SGLang will automatically download the model from Hugging Face.
Command
# Set HF_ENDPOINT to a mirror site if network is not available
export HF_ENDPOINT=https://hf-mirror.com

# Set your own HF_TOKEN to download restricted models
export HF_TOKEN=<secret>

# Start SGLang server
# It may take several minutes to download the model on the first run
sglang serve --model-path Qwen/Qwen2.5-7B-Instruct --attention-backend ascend &
If you see output like the following, the server is running.
Output
INFO:     Waiting for application startup.
INFO:     Application startup complete.
INFO:     Uvicorn running on http://127.0.0.1:30000 (Press CTRL+C to quit)
The server is fired up and ready to roll!

Send a test request

You can do inference using the server:
Command
curl -X POST http://localhost:30000/generate \
    -H "Content-Type: application/json" \
    -d '{
        "text": "The capital of France is",
        "sampling_params": {
            "temperature": 0,
            "max_new_tokens": 16
        }
    }'
If the “text” field in the response contains “Paris”, the server is working as expected.

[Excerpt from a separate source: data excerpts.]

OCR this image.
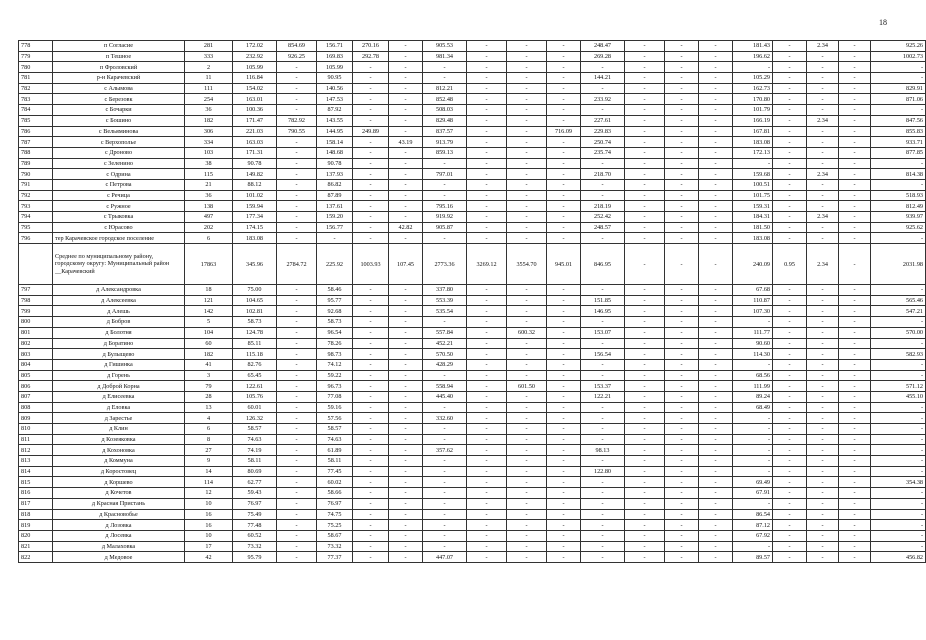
18
778	п Согласие	281	172.02	854.69	156.71	270.16	-	905.53	-	-	-	248.47	-	-	-	181.43	-	2.34	-	925.26
779	п Тешное	333	232.92	926.25	169.83	292.78	-	981.34	-	-	-	269.28	-	-	-	196.62	-	-	-	1002.73
780	п Фроловский	2	105.99	-	105.99	-	-	-	-	-	-	-	-	-	-	-	-	-	-	-
781	р-н Карачевский	11	116.84	-	90.95	-	-	-	-	-	-	144.21	-	-	-	105.29	-	-	-	-
782	с Алымова	111	154.02	-	140.56	-	-	812.21	-	-	-	-	-	-	-	162.73	-	-	-	829.91
783	с Березовк	254	163.01	-	147.53	-	-	852.48	-	-	-	233.92	-	-	-	170.80	-	-	-	871.06
784	с Бочарки	36	100.36	-	87.92	-	-	508.03	-	-	-	-	-	-	-	101.79	-	-	-	-
785	с Бошино	182	171.47	782.92	143.55	-	-	829.48	-	-	-	227.61	-	-	-	166.19	-	2.34	-	847.56
786	с Вельяминова	306	221.03	790.55	144.95	249.89	-	837.57	-	-	716.09	229.83	-	-	-	167.81	-	-	-	855.83
787	с Верхополье	334	163.03	-	158.14	-	43.19	913.79	-	-	-	250.74	-	-	-	183.08	-	-	-	933.71
788	с Дроново	103	171.31	-	148.68	-	-	859.13	-	-	-	235.74	-	-	-	172.13	-	-	-	877.85
789	с Зеленино	38	90.78	-	90.78	-	-	-	-	-	-	-	-	-	-	-	-	-	-	-
790	с Одрина	115	149.82	-	137.93	-	-	797.01	-	-	-	218.70	-	-	-	159.68	-	2.34	-	814.38
791	с Петрова	21	88.12	-	86.82	-	-	-	-	-	-	-	-	-	-	100.51	-	-	-	-
792	с Речица	36	101.02	-	87.89	-	-	-	-	-	-	-	-	-	-	101.75	-	-	-	518.93
793	с Ружное	138	159.94	-	137.61	-	-	795.16	-	-	-	218.19	-	-	-	159.31	-	-	-	812.49
794	с Трыковка	497	177.34	-	159.20	-	-	919.92	-	-	-	252.42	-	-	-	184.31	-	2.34	-	939.97
795	с Юрасово	202	174.15	-	156.77	-	42.82	905.87	-	-	-	248.57	-	-	-	181.50	-	-	-	925.62
796	тер Карачевское городское поселение	6	183.08	-	-	-	-	-	-	-	-	-	-	-	-	183.08	-	-	-	-
	Среднее по муниципальному району, городскому округу: Муниципальный район __Карачевский	17863	345.96	2784.72	225.92	1003.93	107.45	2773.36	3269.12	3554.70	945.01	846.95	-	-	-	240.09	0.95	2.34	-	2031.98
797	д Александровка	18	75.00	-	58.46	-	-	337.80	-	-	-	-	-	-	-	67.68	-	-	-	-
798	д Алексеевка	121	104.65	-	95.77	-	-	553.39	-	-	-	151.85	-	-	-	110.87	-	-	-	565.46
799	д Алешь	142	102.81	-	92.68	-	-	535.54	-	-	-	146.95	-	-	-	107.30	-	-	-	547.21
800	д Бобров	5	58.73	-	58.73	-	-	-	-	-	-	-	-	-	-	-	-	-	-	-
801	д Болотня	104	124.78	-	96.54	-	-	557.84	-	600.32	-	153.07	-	-	-	111.77	-	-	-	570.00
802	д Боратино	60	85.11	-	78.26	-	-	452.21	-	-	-	-	-	-	-	90.60	-	-	-	-
803	д Булыщево	182	115.18	-	98.73	-	-	570.50	-	-	-	156.54	-	-	-	114.30	-	-	-	582.93
804	д Гишинка	41	82.76	-	74.12	-	-	428.29	-	-	-	-	-	-	-	-	-	-	-	-
805	д Горень	3	65.45	-	59.22	-	-	-	-	-	-	-	-	-	-	68.56	-	-	-	-
806	д Доброй Корна	79	122.61	-	96.73	-	-	558.94	-	601.50	-	153.37	-	-	-	111.99	-	-	-	571.12
807	д Елисеевка	28	105.76	-	77.08	-	-	445.40	-	-	-	122.21	-	-	-	89.24	-	-	-	455.10
808	д Еловка	13	60.01	-	59.16	-	-	-	-	-	-	-	-	-	-	68.49	-	-	-	-
809	д Зарестье	4	126.32	-	57.56	-	-	332.60	-	-	-	-	-	-	-	-	-	-	-	-
810	д Клин	6	58.57	-	58.57	-	-	-	-	-	-	-	-	-	-	-	-	-	-	-
811	д Козеяковка	8	74.63	-	74.63	-	-	-	-	-	-	-	-	-	-	-	-	-	-	-
812	д Кохоновка	27	74.19	-	61.89	-	-	357.62	-	-	-	98.13	-	-	-	-	-	-	-	-
813	д Коммуна	9	58.11	-	58.11	-	-	-	-	-	-	-	-	-	-	-	-	-	-	-
814	д Коростовец	14	80.69	-	77.45	-	-	-	-	-	-	122.80	-	-	-	-	-	-	-	-
815	д Коршево	114	62.77	-	60.02	-	-	-	-	-	-	-	-	-	-	69.49	-	-	-	354.38
816	д Кочетов	12	59.43	-	58.66	-	-	-	-	-	-	-	-	-	-	67.91	-	-	-	-
817	д Красная Пристань	10	76.97	-	76.97	-	-	-	-	-	-	-	-	-	-	-	-	-	-	-
818	д Красновобье	16	75.49	-	74.75	-	-	-	-	-	-	-	-	-	-	86.54	-	-	-	-
819	д Лозовка	16	77.48	-	75.25	-	-	-	-	-	-	-	-	-	-	87.12	-	-	-	-
820	д Лосевка	10	60.52	-	58.67	-	-	-	-	-	-	-	-	-	-	67.92	-	-	-	-
821	д Малаховка	17	73.32	-	73.32	-	-	-	-	-	-	-	-	-	-	-	-	-	-	-
822	д Медовое	42	95.79	-	77.37	-	-	447.07	-	-	-	-	-	-	-	89.57	-	-	-	456.82
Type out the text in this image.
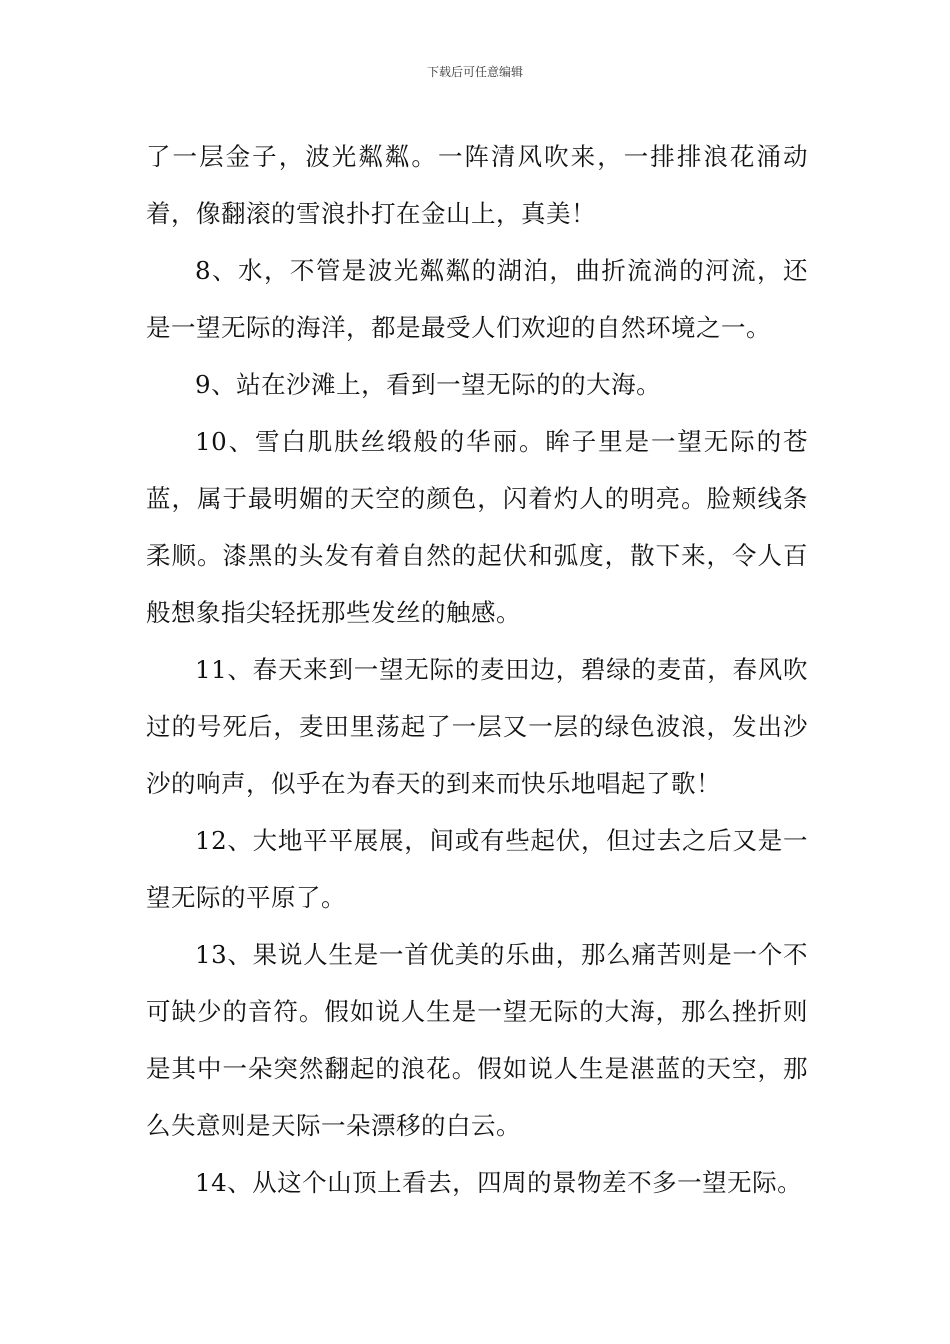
下载后可任意编辑

了一层金子，波光粼粼。一阵清风吹来，一排排浪花涌动着，像翻滚的雪浪扑打在金山上，真美！

8、水，不管是波光粼粼的湖泊，曲折流淌的河流，还是一望无际的海洋，都是最受人们欢迎的自然环境之一。

9、站在沙滩上，看到一望无际的的大海。

10、雪白肌肤丝缎般的华丽。眸子里是一望无际的苍蓝，属于最明媚的天空的颜色，闪着灼人的明亮。脸颊线条柔顺。漆黑的头发有着自然的起伏和弧度，散下来，令人百般想象指尖轻抚那些发丝的触感。

11、春天来到一望无际的麦田边，碧绿的麦苗，春风吹过的号死后，麦田里荡起了一层又一层的绿色波浪，发出沙沙的响声，似乎在为春天的到来而快乐地唱起了歌！

12、大地平平展展，间或有些起伏，但过去之后又是一望无际的平原了。

13、果说人生是一首优美的乐曲，那么痛苦则是一个不可缺少的音符。假如说人生是一望无际的大海，那么挫折则是其中一朵突然翻起的浪花。假如说人生是湛蓝的天空，那么失意则是天际一朵漂移的白云。

14、从这个山顶上看去，四周的景物差不多一望无际。
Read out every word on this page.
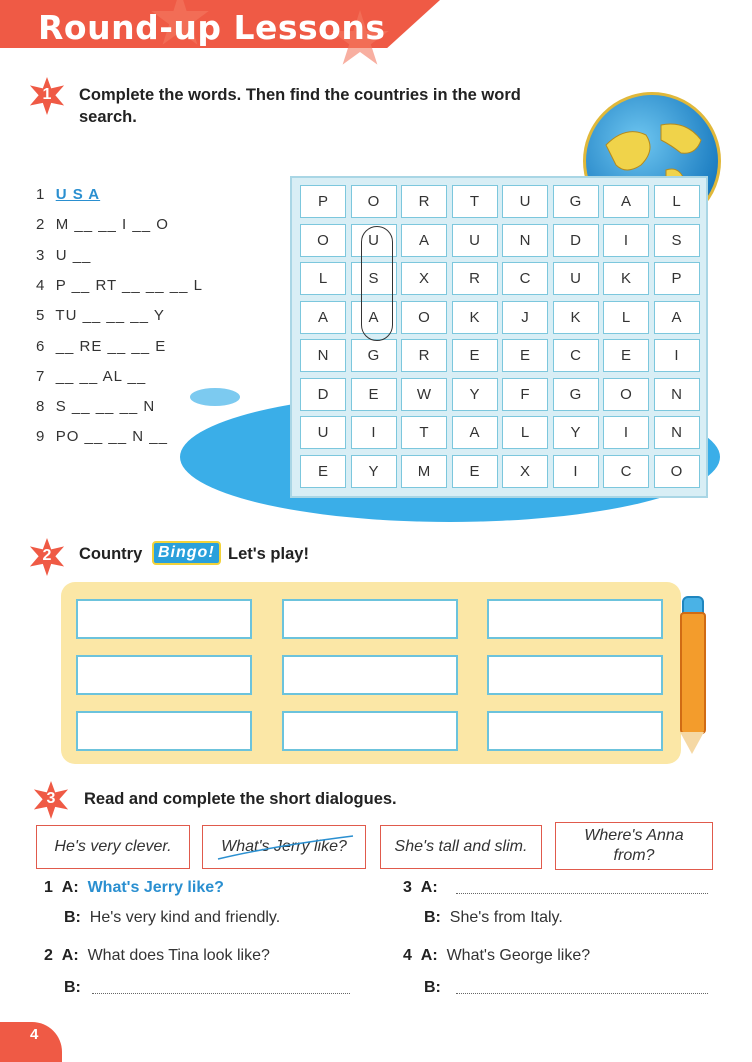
Round-up Lessons
1	Complete the words. Then find the countries in the word search.
1 U S A
2 M __ __ I __ O
3 U __
4 P __ RT __ __ __ L
5 TU __ __ __ Y
6 __ RE __ __ E
7 __ __ AL __
8 S __ __ __ N
9 PO __ __ N __
P	O	R	T	U	G	A	L
O	U	A	U	N	D	I	S
L	S	X	R	C	U	K	P
A	A	O	K	J	K	L	A
N	G	R	E	E	C	E	I
D	E	W	Y	F	G	O	N
U	I	T	A	L	Y	I	N
E	Y	M	E	X	I	C	O
2	Country Bingo! Let's play!
3	Read and complete the short dialogues.
He's very clever.	What's Jerry like?	She's tall and slim.
Where's Anna from?
1 A: What's Jerry like?
B: He's very kind and friendly.
2 A: What does Tina look like?
B:
3 A:
B: She's from Italy.
4 A: What's George like?
B:
4
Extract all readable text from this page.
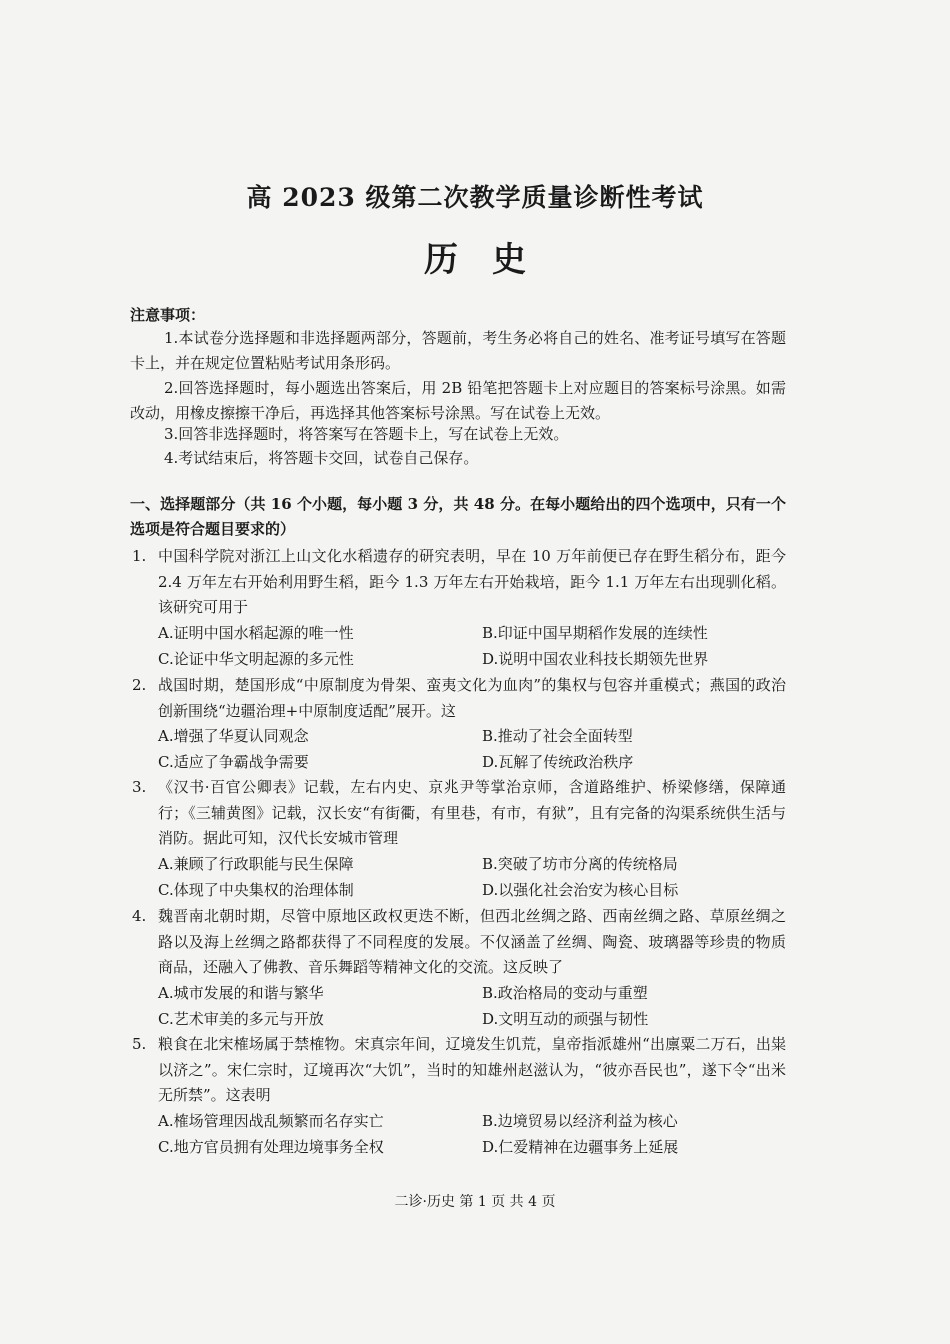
高 2023 级第二次教学质量诊断性考试
历史
注意事项：
1.本试卷分选择题和非选择题两部分，答题前，考生务必将自己的姓名、准考证号填写在答题卡上，并在规定位置粘贴考试用条形码。
2.回答选择题时，每小题选出答案后，用 2B 铅笔把答题卡上对应题目的答案标号涂黑。如需改动，用橡皮擦擦干净后，再选择其他答案标号涂黑。写在试卷上无效。
3.回答非选择题时，将答案写在答题卡上，写在试卷上无效。
4.考试结束后，将答题卡交回，试卷自己保存。
一、选择题部分（共 16 个小题，每小题 3 分，共 48 分。在每小题给出的四个选项中，只有一个选项是符合题目要求的）
1. 中国科学院对浙江上山文化水稻遗存的研究表明，早在 10 万年前便已存在野生稻分布，距今 2.4 万年左右开始利用野生稻，距今 1.3 万年左右开始栽培，距今 1.1 万年左右出现驯化稻。该研究可用于
A.证明中国水稻起源的唯一性	B.印证中国早期稻作发展的连续性
C.论证中华文明起源的多元性	D.说明中国农业科技长期领先世界
2. 战国时期，楚国形成“中原制度为骨架、蛮夷文化为血肉”的集权与包容并重模式；燕国的政治创新围绕“边疆治理+中原制度适配”展开。这
A.增强了华夏认同观念	B.推动了社会全面转型
C.适应了争霸战争需要	D.瓦解了传统政治秩序
3. 《汉书·百官公卿表》记载，左右内史、京兆尹等掌治京师，含道路维护、桥梁修缮，保障通行；《三辅黄图》记载，汉长安“有街衢，有里巷，有市，有狱”，且有完备的沟渠系统供生活与消防。据此可知，汉代长安城市管理
A.兼顾了行政职能与民生保障	B.突破了坊市分离的传统格局
C.体现了中央集权的治理体制	D.以强化社会治安为核心目标
4. 魏晋南北朝时期，尽管中原地区政权更迭不断，但西北丝绸之路、西南丝绸之路、草原丝绸之路以及海上丝绸之路都获得了不同程度的发展。不仅涵盖了丝绸、陶瓷、玻璃器等珍贵的物质商品，还融入了佛教、音乐舞蹈等精神文化的交流。这反映了
A.城市发展的和谐与繁华	B.政治格局的变动与重塑
C.艺术审美的多元与开放	D.文明互动的顽强与韧性
5. 粮食在北宋榷场属于禁榷物。宋真宗年间，辽境发生饥荒，皇帝指派雄州“出廪粟二万石，出粜以济之”。宋仁宗时，辽境再次“大饥”，当时的知雄州赵滋认为，“彼亦吾民也”，遂下令“出米无所禁”。这表明
A.榷场管理因战乱频繁而名存实亡	B.边境贸易以经济利益为核心
C.地方官员拥有处理边境事务全权	D.仁爱精神在边疆事务上延展
二诊·历史 第 1 页 共 4 页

Stop server and exit container

The SGLang server is running as a background process. You can send a SIGINT signal to stop it.
Command
SGLANG_PID=$(pgrep -f "sglang serve")
kill -SIGINT $SGLANG_PID
The output should be like the following:
Output
INFO:     Shutting down
INFO:     Waiting for application shutdown.
INFO:     Application shutdown complete.
INFO:     Finished server process [25310]
The server has now stopped. You can verify it with ps -ef | grep sglang, then exit the container by pressing Ctrl+D.